Von nun an diente das Palais ganz anderen Zwecken als seither. Im Jahre 1815 wurde es zu einer Chirurgisch-medizinischen Akademie, zu einer Lehranstalt zunächst für Militärärzte, eingerichtet, und zwar ging diese hervor aus dem Collegium medico-chirurgicum[WS 1], welches im Jahre 1747 von August III. gestiftet wurde und sich im Flügel D der Neustädter Infanterie-Kaserne befand[1]. Bereits am 27. November 1815 übernahm Professor Dr. Seiler als Direktor der Akademie das durch Oberlandbaumeister Christian Friedrich Schuricht dem Zwecke entsprechend eingerichtete Palais. Vorlesungen hielten außer Seiler die Professoren D Dr. Raschig, Ohle, Carus, Franke, Weinhold, Ficinus und Haan, und bereits Ende des Jahres 1815 war die Lehranstalt von 188 Studirenden besucht.

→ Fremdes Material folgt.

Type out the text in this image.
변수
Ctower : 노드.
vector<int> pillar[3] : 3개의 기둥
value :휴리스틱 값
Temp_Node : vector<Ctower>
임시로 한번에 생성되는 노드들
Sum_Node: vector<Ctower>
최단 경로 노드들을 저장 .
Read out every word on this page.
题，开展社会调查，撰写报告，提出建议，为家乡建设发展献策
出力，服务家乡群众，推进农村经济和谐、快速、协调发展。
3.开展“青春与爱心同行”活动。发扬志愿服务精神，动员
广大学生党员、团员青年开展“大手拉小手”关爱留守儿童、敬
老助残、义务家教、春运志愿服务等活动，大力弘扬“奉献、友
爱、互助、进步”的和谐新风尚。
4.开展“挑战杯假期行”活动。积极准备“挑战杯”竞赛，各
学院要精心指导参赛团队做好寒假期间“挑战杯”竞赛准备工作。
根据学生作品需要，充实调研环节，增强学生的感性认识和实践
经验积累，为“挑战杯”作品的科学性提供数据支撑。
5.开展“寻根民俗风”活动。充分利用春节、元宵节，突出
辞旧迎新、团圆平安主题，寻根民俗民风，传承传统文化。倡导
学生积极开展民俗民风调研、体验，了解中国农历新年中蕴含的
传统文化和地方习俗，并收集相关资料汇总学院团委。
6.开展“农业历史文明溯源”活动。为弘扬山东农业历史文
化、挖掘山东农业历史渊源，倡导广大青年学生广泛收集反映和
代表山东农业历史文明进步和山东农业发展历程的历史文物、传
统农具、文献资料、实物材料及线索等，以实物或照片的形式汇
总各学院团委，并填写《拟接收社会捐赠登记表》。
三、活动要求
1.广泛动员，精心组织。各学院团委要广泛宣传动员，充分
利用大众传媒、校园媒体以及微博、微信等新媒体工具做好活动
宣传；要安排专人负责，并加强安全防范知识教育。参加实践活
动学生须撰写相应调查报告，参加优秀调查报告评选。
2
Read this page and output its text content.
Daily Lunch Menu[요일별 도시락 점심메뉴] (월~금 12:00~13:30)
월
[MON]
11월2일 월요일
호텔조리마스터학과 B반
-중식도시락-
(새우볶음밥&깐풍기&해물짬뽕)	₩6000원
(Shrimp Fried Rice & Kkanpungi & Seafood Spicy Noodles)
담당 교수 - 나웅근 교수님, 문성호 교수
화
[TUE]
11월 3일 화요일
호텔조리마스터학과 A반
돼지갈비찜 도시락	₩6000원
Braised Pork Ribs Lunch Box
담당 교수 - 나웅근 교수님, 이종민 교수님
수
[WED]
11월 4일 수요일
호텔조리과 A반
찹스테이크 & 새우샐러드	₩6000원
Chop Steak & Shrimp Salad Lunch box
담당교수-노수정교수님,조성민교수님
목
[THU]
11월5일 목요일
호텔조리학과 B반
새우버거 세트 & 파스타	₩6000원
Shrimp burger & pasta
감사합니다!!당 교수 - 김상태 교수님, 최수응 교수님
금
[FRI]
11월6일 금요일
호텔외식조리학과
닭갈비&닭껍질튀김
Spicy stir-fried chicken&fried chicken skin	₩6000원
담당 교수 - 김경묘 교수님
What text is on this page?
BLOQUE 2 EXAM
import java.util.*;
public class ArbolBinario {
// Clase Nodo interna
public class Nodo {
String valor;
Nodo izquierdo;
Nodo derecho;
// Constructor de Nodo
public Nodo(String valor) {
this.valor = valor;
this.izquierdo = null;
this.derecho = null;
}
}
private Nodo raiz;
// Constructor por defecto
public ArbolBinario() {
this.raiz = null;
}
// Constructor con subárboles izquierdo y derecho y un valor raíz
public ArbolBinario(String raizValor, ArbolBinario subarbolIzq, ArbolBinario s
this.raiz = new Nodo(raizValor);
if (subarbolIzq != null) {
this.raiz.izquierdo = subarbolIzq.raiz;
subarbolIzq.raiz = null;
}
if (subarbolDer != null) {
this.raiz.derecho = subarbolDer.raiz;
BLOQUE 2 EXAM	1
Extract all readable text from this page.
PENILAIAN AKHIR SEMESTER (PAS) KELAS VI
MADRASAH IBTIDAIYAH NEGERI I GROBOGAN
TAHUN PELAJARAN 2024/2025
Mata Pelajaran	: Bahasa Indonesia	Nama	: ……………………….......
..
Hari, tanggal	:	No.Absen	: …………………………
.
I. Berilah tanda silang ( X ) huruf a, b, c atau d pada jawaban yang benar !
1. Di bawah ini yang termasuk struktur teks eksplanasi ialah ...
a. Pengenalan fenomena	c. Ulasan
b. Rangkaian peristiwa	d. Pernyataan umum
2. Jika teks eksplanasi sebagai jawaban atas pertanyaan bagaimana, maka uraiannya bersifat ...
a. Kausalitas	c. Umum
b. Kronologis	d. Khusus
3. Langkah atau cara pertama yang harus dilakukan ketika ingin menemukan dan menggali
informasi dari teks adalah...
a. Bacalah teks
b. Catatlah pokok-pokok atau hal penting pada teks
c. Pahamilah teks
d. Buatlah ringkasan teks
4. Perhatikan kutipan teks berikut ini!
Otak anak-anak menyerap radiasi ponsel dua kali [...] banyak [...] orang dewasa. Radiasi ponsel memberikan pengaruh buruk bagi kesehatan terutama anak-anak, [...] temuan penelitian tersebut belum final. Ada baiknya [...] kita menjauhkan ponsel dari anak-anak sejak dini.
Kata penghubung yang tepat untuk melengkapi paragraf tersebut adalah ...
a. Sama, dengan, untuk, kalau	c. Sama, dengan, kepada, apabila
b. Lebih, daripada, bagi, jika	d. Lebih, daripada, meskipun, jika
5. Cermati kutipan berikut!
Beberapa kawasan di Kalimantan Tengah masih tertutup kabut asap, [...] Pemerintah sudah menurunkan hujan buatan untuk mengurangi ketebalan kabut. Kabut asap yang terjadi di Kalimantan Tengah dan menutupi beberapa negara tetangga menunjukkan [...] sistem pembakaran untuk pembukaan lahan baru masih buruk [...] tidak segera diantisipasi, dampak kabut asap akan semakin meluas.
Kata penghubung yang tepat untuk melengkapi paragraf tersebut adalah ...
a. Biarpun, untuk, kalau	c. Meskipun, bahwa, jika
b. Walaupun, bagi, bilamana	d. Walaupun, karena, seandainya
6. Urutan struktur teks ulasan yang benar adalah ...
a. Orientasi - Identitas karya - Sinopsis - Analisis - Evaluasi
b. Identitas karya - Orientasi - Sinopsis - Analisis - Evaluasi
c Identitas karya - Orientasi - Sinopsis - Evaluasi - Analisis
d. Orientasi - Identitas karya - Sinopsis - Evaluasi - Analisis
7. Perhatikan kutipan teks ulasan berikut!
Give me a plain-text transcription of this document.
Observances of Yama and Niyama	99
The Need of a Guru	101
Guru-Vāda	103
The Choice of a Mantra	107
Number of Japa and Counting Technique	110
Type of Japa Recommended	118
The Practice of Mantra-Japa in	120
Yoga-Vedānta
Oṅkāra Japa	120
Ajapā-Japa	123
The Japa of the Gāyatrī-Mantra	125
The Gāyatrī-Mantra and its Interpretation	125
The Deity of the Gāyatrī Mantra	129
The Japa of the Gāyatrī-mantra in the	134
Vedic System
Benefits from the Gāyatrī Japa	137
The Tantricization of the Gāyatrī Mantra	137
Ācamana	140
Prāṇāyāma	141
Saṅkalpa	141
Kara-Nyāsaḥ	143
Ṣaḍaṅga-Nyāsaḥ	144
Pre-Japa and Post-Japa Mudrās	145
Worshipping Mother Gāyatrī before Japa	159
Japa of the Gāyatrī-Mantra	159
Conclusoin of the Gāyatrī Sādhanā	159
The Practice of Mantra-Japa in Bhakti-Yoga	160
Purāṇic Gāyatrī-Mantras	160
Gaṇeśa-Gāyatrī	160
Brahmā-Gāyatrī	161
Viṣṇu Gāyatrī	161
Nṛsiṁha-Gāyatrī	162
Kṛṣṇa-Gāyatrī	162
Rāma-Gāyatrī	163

Die neben dem Palais, nach dem Brühlschen Garten hin, liegende Oberzeugmeisterwohnung wurde später zum Entbindungsinstitut eingerichtet. Direktoren desselben waren Professor Dr. Hase 1827 bis 1845 und lange Jahre Professor Dr. Woldemar Grenser, geb. am 2. Januar 1812, gest. am 2. Juni 1872. Er wohnte in jenem Gebäude bis zum Jahre 1857. Am 3. August 1816, dem Namenstage des Königs, wurde das Fest der Stiftung der Akademie im Gobelinsaale des Palais mit einem Aktus gefeiert, bei dem Professor Dr. Kreyßig und Professor Seiler die Festreden hielten und die Prinzen Friedrich August, Clemens und Johann, sowie sämmtliche Minister und Spitzen der Behörden zugegen waren. Am 19. September 1818 beging der König sein 50 jähriges Regierungsjubiläum, und an diesem Tage wurde im Gobelinsaale die „Gesellschaft für Natur- und Heilkunde“ gestiftet[2], die noch heute im Kurländischen Palais ihre Sitzungen abhält[3]. Am folgenden Tage wurde dasselbe festlich erleuchtet.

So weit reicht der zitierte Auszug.